An elder must be blameless, faithful to his wife, a man whose children believe and are not open to the charge of being wild and disobedient. Since an overseer is entrusted with God’s work, he must be blameless – not overbearing, not quick-tempered, not given to drunkenness, not violent, not pursuing dishonest gain. Rather, he must be hospitable, one who loves what is good, who is self-controlled, upright, holy and disciplined. He must hold firmly to the trustworthy message as it has been taught, so that he can encourage others by sound doctrine and refute those who oppose it. (verses 6-9)
Having served as an elder and pastor in several churches over many years, I am always set back on my heels by reading one word in this list that is repeated twice over. “Blameless.” That’s the qualification. “An elder must be blameless … he must be blameless.”
How is that even possible? Who could ever dare serve?
Before we come to what Paul specifically commands in this instance, it’s helpful to see how he uses this word elsewhere. Twice he uses it to describe the reality of who we are in Christ Jesus. Listen: “He will also keep you firm to the end, so that you will be blameless on the day of our Lord Jesus Christ” (1 Corinthians 1:8). Further: “But now he has reconciled you by Christ’s physical body through death to present you holy in his sight, without blemish and free from accusation …” (same Greek word, Colossians 1:22).

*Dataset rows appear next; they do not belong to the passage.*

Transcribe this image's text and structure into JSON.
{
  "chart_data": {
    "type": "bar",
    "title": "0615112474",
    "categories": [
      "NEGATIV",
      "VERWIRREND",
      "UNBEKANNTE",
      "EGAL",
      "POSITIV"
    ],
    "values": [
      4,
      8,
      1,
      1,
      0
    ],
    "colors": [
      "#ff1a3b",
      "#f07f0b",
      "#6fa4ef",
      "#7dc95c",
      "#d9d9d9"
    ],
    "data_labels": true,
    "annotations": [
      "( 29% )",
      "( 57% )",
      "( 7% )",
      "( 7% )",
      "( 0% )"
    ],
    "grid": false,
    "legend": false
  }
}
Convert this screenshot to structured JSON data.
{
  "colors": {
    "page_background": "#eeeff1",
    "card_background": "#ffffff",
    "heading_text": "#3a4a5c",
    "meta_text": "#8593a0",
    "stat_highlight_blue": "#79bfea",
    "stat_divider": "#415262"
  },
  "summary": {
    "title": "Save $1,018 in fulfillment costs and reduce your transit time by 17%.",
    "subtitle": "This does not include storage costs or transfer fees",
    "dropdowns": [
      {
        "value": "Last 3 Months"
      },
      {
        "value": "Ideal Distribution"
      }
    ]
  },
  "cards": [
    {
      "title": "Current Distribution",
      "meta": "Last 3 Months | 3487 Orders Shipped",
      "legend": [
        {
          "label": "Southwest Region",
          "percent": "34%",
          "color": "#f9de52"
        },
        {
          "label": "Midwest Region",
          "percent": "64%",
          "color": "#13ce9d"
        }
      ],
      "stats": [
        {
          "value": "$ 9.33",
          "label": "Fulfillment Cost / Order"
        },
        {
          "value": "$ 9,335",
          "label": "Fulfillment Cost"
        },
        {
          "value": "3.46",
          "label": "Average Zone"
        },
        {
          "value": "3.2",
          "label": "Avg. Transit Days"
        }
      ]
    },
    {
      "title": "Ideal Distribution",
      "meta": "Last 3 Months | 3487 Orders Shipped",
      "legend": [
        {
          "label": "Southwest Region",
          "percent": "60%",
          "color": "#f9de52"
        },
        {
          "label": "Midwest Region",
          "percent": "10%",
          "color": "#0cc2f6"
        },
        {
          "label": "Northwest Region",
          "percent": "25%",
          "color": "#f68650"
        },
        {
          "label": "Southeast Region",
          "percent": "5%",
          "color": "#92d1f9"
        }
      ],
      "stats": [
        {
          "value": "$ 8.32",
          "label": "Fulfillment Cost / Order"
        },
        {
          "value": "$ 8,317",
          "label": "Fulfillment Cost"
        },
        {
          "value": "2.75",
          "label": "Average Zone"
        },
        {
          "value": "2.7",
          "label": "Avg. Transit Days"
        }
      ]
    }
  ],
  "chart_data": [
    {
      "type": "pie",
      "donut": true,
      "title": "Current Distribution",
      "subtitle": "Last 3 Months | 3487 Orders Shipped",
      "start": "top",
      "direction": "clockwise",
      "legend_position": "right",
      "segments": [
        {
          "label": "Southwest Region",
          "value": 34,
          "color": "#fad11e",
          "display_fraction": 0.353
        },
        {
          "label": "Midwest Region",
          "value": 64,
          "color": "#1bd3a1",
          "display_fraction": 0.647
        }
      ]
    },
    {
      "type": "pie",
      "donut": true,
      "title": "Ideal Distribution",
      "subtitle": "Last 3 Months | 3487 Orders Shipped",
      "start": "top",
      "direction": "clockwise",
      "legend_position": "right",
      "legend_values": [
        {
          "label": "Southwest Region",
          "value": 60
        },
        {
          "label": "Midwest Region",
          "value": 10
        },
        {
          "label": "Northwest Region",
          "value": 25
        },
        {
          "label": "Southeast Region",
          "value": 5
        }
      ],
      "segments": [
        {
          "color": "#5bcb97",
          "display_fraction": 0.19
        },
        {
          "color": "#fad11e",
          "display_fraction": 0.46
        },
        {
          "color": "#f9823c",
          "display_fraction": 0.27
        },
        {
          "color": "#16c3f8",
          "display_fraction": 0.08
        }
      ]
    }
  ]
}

It's only in Christ that we have any hope of being “blameless.” We can’t possibly manage it otherwise. But, on the other hand, since we truly are “in Christ,” then we truly are “blameless.” It’s a stunning reality! It hasn’t happened by our own doing – no, not at all. It’s all his doing. The Great Exchange has been worked in our lives: he took our sin upon himself so that “in him we might become the righteousness of God” (2 Corinthians 5:21) – in other words, we have been made “blameless” in Jesus.
That’s the spiritual reality. That’s how the Father sees us in Christ. What an incredible relief and joy. He smiles upon us.
But the practical reality is an ongoing process. Being transformed into the likeness of Christ – from one degree of glory to another – takes time. It’s a journey. We are not yet perfect, feet on the ground. There is more work yet to be done in us. And each of us is at a different point in the process.
So, when Paul uses this same word here – twice over – for church leaders, he’s thinking very practically. He means that enough of that ongoing work needs to have been done in the life of elders and overseers so that they are not open to accusation from those looking on. They must be “above reproach” in the eyes of the world.
Paul has some very specific things in mind. Faithfulness in marriage, for one. Wise, spiritual leadership in the home, for another. If the husband-wife relationship is fractured or if the family is in turmoil, it’s not yet time to engage in church leadership. Similarly, enough grace needs to have been worked into a person’s life so that they are not over-bearing, quick-tempered, drunken, violent, or dishonestly greedy. You can imagine how any of these would poison interaction within a church leadership team and how they could damage the church’s witness to the outside world – indeed, you’ve likely seen real-life examples. Paul then goes on to give positive aspects of being “blameless” – hospitality, self-control, holiness, among others. Choose leaders like this, Paul says.
All of us who are in Christ have been declared “blameless” in God’s sight. How good. In the meantime, we grow step by step into the reality. It’s a process. The Lord is at work. In leaders’ lives, too. But for them, enough transformation needs to have been accomplished already so that rough edges don’t hamper their role. To the glory of God.
(Note: Paul writes to Titus in a church setting where elders were assumed to be men. The issue of women in leadership is simply not addressed here but is positively portrayed elsewhere in Scripture.)
Lord, thank you that you have saved me, washed me clean, and made me blameless in Christ. Continue your work in me, changing my character and attitude and behaviours, step by step, to be more and more like Jesus.
And I pray for those in leadership in local churches. Continue your good work in each of their lives. Give them wisdom and grace. Grow them in Christ-likeness. To his glory. Amen.
Pray: Choose two or three church leaders you know – pray the Lord’s grace and power on their lives. To Christ’s glory.